Não digo que não houve erros na maneira como se tratou a Rússia após a queda da URSS. Imprudência e arrogância, falta de inteligência para perceber que uma hecatombe daquelas não desaparece sem ruído e que é preciso cuidar dos escombros para que não nos enterrem. No entanto, atribuir o comportamento bélico de Putin a uma teoria do princípio do século XIX, como se a teoria legitimasse o ataque de Putin passados 200 anos, não tem qualquer sentido.
Essa teoria de Monroe, bem como a realpolitik que tanto gostam de citar são de outra realidade. Já não estamos no século em que o Vaticano era a lei internacional, nem no século da Vestfália. Já não estamos num tempo em que o Direito Internacional deixava de fora a maioria dos países, colonizados e sem autonomia ou no tempo entre as duas Grandes Guerras onde as potências tinham relações bilaterais num mundo parcelado. Isso já não é a realidade e as teorias que serviam para essa época não servem para hoje.
Estamos no tempo das Nações do Planeta estarem Unidas numa Organização global, por uma Carta de Direitos e por jurisprudência, em pé de igualdade jurídica. Estamos no tempo do Tribunal Penal Internacional. Hoje em dia, se uma pessoa é presa na China ou na Rússia ou nos EUA ou no Sudão o mundo inteiro vai para a rua exigir a sua libertação.
Argumentos de «esfera de influência», «definição de vizinhos», «espaço vital» e etc., chocam com o direito Internacional actual que garante a todos autonomia, auto-determinação e soberania. Esta é a actual realpolitik.
A ideia de a Rússia, uma potência nuclear, se sentir ameaçada por um país sem armas nucleares, que nada pode contra a possibilidade de ser aniquilada em 30 segundos não tem sentido. Aliás, em 2014 quando a Rússia invade a Crimeia, ninguém falava do alargamento da NATO, nem a Ucrânia estava interessada nisso.
John Mearsheimer parece o Lakrov a falar: 'temos armas nucleares e se não se submeterem damos cabo de vocês' é um discurso inaceitável nos dias que correm. É um discurso de velhos de um mundo que já não existe nem queremos que exista.
Dizer que Putin ataca a Ucrânia por culpa dos EUA e da NATO, sendo que a NATO é uma aliança de defesa que não ataca ninguém e só mete botas no terreno que a ONU o determina, é uma ideia sem fundamento nenhum.
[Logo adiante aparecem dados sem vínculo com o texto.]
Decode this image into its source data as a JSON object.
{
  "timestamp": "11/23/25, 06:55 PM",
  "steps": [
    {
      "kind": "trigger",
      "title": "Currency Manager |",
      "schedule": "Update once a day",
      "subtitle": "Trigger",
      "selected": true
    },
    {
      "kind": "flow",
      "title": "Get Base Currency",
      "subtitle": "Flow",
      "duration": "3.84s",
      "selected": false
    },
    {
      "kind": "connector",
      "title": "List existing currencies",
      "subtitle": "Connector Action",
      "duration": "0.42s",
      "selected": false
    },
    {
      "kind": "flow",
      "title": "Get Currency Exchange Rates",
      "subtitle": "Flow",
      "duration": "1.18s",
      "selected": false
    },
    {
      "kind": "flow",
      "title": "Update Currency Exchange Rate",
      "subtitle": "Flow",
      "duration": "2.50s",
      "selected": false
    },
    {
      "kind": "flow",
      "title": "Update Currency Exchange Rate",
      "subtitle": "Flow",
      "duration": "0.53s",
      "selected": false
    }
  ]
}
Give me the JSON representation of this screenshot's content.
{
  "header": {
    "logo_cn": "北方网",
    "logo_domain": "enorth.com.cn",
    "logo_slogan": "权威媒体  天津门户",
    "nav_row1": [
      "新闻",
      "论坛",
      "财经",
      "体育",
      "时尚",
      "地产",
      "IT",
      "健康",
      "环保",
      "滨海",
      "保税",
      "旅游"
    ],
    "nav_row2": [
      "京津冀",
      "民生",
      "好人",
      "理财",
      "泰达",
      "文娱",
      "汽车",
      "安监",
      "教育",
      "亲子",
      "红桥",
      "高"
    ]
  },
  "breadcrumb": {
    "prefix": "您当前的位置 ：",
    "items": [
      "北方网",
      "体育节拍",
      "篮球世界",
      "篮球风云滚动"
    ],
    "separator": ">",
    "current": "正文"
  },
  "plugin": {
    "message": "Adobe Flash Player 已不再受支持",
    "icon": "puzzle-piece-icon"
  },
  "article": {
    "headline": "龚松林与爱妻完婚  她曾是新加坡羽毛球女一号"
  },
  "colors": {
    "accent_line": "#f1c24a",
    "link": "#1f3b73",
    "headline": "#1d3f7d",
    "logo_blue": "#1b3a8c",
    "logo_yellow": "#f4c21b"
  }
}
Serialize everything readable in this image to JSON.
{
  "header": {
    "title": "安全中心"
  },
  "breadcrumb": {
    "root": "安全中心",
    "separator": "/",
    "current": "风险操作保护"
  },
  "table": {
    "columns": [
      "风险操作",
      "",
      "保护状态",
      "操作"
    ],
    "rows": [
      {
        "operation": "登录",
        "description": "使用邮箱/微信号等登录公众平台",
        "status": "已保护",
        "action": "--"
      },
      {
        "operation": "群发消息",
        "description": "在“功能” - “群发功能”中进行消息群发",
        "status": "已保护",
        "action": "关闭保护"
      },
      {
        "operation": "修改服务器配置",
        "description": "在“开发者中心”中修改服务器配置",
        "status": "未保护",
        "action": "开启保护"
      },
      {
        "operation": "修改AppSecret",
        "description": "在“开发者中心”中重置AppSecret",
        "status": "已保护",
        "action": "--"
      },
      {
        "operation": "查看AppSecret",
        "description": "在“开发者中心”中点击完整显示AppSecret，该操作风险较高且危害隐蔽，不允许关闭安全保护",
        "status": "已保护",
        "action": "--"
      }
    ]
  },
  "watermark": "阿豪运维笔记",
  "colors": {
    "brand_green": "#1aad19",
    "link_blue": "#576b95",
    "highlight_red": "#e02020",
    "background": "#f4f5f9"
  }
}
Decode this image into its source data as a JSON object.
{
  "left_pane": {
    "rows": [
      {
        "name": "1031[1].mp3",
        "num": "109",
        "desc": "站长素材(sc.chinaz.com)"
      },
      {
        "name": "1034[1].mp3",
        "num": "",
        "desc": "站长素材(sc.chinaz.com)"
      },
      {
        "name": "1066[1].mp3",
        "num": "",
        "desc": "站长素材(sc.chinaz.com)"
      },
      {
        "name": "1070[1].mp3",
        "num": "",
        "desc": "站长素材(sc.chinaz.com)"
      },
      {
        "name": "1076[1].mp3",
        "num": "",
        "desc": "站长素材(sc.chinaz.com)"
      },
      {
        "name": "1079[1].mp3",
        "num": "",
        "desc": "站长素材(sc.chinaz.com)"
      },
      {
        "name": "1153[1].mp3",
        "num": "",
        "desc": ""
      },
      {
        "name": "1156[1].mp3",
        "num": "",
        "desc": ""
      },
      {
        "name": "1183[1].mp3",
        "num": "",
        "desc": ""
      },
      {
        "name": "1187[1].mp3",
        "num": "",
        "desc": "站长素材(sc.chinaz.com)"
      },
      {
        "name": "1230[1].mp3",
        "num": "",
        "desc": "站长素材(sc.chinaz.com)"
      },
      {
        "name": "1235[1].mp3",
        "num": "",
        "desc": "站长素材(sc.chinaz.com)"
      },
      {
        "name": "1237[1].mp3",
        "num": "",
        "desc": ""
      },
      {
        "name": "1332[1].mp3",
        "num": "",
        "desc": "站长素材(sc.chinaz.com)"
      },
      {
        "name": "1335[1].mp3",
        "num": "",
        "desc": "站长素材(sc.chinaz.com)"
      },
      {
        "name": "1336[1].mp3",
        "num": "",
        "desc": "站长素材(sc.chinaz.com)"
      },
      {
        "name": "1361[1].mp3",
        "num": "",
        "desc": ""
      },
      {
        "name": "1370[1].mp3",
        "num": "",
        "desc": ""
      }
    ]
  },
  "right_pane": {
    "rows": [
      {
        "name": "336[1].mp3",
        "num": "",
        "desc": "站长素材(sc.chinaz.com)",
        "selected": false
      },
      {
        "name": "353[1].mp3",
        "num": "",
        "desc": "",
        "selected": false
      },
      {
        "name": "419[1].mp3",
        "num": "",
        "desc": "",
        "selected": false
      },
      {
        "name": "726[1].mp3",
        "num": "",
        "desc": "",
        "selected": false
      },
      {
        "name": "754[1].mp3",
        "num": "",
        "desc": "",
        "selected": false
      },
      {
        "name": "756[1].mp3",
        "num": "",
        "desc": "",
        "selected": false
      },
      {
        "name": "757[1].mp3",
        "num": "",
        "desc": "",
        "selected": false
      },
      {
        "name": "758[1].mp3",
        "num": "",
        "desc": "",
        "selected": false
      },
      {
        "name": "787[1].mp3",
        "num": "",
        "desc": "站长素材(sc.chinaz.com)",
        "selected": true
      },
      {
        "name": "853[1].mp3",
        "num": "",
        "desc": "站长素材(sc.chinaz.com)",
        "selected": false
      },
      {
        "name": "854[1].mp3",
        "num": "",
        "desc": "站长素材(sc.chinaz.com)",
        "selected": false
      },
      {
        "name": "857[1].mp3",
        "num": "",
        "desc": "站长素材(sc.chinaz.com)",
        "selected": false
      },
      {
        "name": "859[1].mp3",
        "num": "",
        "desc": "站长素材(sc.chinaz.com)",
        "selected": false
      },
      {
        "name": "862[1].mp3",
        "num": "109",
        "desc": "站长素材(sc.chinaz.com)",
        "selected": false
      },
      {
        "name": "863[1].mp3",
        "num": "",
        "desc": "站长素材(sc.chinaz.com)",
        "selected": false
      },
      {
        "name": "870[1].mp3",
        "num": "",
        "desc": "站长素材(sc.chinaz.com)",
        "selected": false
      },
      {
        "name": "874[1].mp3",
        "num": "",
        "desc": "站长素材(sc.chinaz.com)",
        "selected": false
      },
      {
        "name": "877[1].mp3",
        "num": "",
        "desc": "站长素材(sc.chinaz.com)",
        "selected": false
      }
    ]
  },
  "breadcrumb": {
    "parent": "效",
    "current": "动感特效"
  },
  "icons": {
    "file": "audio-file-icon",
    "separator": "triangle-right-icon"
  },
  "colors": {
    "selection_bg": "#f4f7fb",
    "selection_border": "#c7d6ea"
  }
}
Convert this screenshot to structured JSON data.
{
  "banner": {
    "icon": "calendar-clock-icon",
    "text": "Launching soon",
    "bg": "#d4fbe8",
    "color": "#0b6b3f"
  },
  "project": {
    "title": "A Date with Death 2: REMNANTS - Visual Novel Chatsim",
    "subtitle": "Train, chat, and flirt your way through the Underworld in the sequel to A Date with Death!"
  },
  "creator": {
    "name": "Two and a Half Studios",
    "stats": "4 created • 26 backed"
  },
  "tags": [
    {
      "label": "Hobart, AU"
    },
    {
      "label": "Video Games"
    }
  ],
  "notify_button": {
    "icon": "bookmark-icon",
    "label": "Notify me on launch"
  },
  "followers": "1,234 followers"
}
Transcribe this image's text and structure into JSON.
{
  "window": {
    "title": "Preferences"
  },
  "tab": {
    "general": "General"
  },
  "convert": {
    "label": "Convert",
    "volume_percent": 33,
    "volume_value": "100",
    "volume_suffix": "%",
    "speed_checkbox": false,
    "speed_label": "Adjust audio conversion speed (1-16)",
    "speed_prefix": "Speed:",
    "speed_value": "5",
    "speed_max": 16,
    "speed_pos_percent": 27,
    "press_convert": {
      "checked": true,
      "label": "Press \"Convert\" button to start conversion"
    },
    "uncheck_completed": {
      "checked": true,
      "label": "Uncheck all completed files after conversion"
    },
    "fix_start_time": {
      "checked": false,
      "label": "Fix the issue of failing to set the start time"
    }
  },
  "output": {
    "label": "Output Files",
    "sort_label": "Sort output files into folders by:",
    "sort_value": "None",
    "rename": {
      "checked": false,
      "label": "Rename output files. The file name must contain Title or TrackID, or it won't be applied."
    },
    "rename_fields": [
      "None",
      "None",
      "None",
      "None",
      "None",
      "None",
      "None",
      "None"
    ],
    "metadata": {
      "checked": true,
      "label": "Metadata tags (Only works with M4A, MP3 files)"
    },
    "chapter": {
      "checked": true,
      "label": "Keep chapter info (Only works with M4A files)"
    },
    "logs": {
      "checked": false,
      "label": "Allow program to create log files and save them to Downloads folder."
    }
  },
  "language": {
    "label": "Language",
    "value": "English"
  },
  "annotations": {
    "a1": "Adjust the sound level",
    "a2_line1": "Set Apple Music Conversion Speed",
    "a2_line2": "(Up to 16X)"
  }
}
É verdade que muitos outros ou quase todos cometeram erros, que os EUA dizimaram os índios, que os britânicos foram uma potência de subjugação de povos, que a Alemanha teve os nazis, que Portugal e outros também colonizaram, mas que interessa isso agora neste momento em que o que interessa é que Putin páre de destruir o que não é seu e de matar e deportar milhares de pessoas.
John Mearsheimer fala dos processos da história como se Putin fosse um tronco que vai na corrente dos eventos inanimado e sem volição, mas Putin é uma pessoa e é uma pessoa desequilibrada, rancorosa, com mania de grandiosidade, com um passado de violência na KGB, ganancioso de dinheiro e poder, corrupto, assassino, iludido a pensar que é uma grande académico. Ora, estas características de Putin, não são culpa da NATO nem dos EUA. São dele, da pessoa que ele é.
Fingir que o homem que Putin é não tem responsabilidade na guerra e que é uma vítima da História é uma conversa soviética-comunista acerca das forças inexoráveis da História, como se não tivéssemos livre-arbítrio, consciência, juízo moral e decência.
Seria como dizer que a culpa de Hitler desencadear uma guerra global foi dos outros. Acontecimentos históricos podem esclarecer, em parte, o surgimento de um homem daqueles, mas não são a causa dos seus actos particulares, a decisão da guerra é dele, como esta é de Putin. Tanto assim é que Putin tem que mandar prender toda a gente e sentar-se a 20 metros dos outros por estar isolado nesta megalomania.
Os velhos defensores das tinas são os responsáveis pela repetição dos erros da História. As NU, a Unesco, a UE e outros organismos foram construídos pelos que se opunham às tinas e acreditavam que é possível mudar a realidade para melhor.
As relações internacionais não são uma cartilha de dogmas inalteráveis. Talleyrand teve razão no seu tempo, mas o nosso tempo é outro tempo e já não é o seu tempo.